Constance and Casimir Markievicz
Constance Markievicz (1868–1927), born to the privileged Protestant upper class in Ireland, embraced suffrage before scandalously leaving for a bohemian life in London and then Paris. She would become known for her roles as politician and Irish revolutionary nationalist. Her husband, Casimir Dunin Markievicz (1874–1932), a painter, playwright, and theater director, was a Polish noble who would eventually join the Russian imperial army to fight on behalf of Polish freedom during World War I. Revolutionary Lives offers the first dual biography of these two prominent European activists and artists. Tracing the Markieviczes' entwined and impassioned trajectories, biographer Lauren Arrington sheds light on the avant-garde cultures of London, Paris, and Dublin, and the rise of anti-imperialism at the turn of the twentieth century.

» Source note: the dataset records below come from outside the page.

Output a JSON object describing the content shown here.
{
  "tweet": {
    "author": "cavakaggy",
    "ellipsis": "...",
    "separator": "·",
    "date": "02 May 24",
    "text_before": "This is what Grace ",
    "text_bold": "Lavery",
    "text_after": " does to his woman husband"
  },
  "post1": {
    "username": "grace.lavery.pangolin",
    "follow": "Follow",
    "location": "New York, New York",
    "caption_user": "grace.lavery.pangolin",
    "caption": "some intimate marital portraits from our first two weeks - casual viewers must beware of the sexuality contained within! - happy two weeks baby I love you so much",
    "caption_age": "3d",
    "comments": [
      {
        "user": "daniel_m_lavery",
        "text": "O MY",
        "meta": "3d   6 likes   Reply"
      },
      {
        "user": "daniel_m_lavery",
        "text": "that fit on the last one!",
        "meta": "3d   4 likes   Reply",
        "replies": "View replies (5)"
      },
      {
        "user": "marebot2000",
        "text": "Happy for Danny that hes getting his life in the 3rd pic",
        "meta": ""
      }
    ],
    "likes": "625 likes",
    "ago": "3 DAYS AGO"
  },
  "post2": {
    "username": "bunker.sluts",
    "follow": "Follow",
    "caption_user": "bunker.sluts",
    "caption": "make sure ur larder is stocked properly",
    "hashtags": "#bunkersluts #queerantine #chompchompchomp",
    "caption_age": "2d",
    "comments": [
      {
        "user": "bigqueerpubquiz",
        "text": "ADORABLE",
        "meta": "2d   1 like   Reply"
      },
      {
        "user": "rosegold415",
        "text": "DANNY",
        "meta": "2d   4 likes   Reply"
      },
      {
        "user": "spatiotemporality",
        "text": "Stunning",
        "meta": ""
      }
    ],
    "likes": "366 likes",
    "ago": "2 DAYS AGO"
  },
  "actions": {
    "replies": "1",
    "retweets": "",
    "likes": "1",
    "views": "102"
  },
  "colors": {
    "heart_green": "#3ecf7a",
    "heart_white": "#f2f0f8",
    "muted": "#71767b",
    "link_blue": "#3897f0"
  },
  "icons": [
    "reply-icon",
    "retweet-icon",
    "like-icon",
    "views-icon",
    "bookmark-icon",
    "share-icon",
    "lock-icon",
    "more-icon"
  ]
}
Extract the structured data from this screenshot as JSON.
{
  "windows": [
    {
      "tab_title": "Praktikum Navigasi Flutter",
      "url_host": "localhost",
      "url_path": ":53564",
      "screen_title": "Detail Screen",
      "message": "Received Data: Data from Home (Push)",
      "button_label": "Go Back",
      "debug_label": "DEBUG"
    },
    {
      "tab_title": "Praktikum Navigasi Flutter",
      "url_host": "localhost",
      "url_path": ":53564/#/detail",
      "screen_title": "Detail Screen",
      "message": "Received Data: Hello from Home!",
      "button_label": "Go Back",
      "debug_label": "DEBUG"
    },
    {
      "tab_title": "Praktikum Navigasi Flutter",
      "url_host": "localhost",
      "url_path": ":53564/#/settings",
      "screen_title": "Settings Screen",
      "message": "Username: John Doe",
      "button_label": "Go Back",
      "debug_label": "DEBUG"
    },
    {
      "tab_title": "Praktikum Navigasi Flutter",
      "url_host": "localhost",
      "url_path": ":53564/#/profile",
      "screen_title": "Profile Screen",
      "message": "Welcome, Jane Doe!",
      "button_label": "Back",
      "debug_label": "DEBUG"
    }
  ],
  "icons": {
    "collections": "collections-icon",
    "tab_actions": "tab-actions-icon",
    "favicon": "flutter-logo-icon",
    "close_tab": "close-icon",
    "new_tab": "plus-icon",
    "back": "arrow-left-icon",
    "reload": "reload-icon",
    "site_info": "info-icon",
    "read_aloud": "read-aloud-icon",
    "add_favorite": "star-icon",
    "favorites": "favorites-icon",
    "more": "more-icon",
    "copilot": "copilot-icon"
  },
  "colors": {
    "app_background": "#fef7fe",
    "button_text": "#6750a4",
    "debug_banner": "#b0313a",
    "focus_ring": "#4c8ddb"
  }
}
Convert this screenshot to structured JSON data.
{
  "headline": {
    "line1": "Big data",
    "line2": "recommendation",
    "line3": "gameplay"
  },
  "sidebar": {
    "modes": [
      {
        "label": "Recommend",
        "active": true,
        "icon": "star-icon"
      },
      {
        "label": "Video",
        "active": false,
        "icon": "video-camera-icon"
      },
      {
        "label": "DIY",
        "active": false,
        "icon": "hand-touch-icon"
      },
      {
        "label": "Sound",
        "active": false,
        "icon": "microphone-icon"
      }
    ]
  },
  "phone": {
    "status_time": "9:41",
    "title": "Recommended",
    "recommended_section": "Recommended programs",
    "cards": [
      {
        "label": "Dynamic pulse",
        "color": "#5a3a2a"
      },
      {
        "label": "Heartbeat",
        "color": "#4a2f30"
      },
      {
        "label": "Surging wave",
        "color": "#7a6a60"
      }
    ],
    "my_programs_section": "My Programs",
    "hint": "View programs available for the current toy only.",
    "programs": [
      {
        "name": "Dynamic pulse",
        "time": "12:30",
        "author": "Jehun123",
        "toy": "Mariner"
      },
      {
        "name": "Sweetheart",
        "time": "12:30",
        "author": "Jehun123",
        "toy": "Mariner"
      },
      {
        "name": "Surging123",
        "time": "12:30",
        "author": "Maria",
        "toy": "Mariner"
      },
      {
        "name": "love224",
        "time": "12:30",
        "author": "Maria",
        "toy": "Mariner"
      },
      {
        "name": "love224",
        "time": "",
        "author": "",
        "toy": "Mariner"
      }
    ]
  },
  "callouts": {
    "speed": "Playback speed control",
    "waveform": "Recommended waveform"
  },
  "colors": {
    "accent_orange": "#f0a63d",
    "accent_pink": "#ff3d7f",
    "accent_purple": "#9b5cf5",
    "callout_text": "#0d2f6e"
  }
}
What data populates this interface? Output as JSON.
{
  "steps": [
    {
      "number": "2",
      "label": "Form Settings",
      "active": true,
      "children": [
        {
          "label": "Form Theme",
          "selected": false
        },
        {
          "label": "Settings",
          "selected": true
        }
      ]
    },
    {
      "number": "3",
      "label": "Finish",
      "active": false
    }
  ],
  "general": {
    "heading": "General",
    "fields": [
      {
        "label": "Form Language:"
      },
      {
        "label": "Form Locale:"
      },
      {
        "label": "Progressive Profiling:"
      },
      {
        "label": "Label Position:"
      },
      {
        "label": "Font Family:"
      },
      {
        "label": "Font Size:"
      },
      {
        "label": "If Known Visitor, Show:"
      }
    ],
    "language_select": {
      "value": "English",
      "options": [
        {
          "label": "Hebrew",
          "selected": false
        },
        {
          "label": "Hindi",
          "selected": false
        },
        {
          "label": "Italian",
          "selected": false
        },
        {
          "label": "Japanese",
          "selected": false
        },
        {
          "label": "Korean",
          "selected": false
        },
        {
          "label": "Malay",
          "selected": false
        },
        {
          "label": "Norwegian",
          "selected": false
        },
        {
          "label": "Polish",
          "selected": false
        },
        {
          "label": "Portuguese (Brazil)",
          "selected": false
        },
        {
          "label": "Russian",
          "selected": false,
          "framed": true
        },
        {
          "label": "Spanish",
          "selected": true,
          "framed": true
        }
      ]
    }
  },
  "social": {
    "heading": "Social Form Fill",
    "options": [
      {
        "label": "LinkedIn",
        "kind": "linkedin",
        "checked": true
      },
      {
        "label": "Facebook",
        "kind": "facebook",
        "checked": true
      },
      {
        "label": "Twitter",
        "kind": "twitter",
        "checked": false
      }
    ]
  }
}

Drawing from new archival material, including previously untranslated newspaper articles, Arrington explores the interests and concerns of Europeans invested in suffrage, socialism, and nationhood. Unlike previous works, Arrington's book brings Casimir Markievicz into the foreground of the story and explains how his liberal imperialism and his wife's socialist republicanism arose from shared experiences, even as their politics remained distinct. Arrington also shows how Constance did not convert suddenly to Irish nationalism, but was gradually radicalized by the Irish Revival. Correcting previous depictions of Constance as hero or hysteric, Arrington presents her as a serious thinker influenced by political and cultural contemporaries.
Revolutionary Lives places the exciting biographies of two uniquely creative and political individuals and spouses in the wider context of early twentieth-century European history.Lauren Arrington is senior lecturer at the Institute of Irish Studies, University of Liverpool. She is the author of W. B. Yeats, the Abbey Theatre, Censorship, and the Irish State.